Tuesday, February 19, 2013

Restaurant review Soif, 27 Battersea Rise, London.



EM Forster once wrote an essay called "Battersea Rise". It was the name of the house where his great-aunt, Marianne Thornton, lived, a very grand place somewhere among the huge Edwardian mansions around Clapham Common. The Rise itself never had many pretensions, however. It's a strip of London's South Circular up which, in the 1960s, enormous car-transporter lorries used to run through the night and make the houses shake.

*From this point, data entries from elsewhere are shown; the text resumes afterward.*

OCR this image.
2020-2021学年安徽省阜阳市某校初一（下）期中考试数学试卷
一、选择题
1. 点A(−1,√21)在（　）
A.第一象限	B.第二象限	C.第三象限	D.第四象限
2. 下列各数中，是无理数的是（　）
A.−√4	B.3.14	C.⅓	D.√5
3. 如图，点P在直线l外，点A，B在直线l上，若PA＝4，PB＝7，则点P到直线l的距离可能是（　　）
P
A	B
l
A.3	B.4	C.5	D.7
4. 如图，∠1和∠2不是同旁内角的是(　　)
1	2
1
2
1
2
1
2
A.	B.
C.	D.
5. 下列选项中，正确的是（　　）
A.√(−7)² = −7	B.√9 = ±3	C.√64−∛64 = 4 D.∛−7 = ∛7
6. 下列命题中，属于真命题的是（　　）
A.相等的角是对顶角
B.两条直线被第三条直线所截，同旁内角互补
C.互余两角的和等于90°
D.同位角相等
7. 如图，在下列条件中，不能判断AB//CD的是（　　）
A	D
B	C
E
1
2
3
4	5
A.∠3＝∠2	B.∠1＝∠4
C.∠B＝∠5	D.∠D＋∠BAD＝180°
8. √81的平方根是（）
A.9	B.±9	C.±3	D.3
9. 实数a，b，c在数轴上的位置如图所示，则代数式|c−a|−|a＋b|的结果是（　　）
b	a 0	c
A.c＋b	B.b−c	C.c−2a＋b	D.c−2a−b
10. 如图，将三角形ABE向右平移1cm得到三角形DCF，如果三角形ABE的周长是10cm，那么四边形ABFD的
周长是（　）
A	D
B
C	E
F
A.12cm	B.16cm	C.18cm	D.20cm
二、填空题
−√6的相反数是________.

How do I know? Because, dear reader, Battersea Rise was where I grew up between the ages of 10 and 18. I know every inch of it. I remember when, across the road from our house at No 8, you'd find Midwinters the grocers, Kalsi the chemist, Edwardes the furniture store, plus a butcher and a baker.
I remember when Battersea began to change from grotty up-the-Junction rat hole to a rather fashionable suburb; it was when Acquired Taste appeared, the first wine shop-cum-delicatessen with its array of posh clarets and French cheeses and the salutation in the window that asked passers-by, rather snootily, "Why cross the river?". (On the other side of the Rise, the newspaper shop put a jar of peaches in the window, with a cheeky sign that read: "We got peaches in brandy and we sell fags. Why cross the road?".)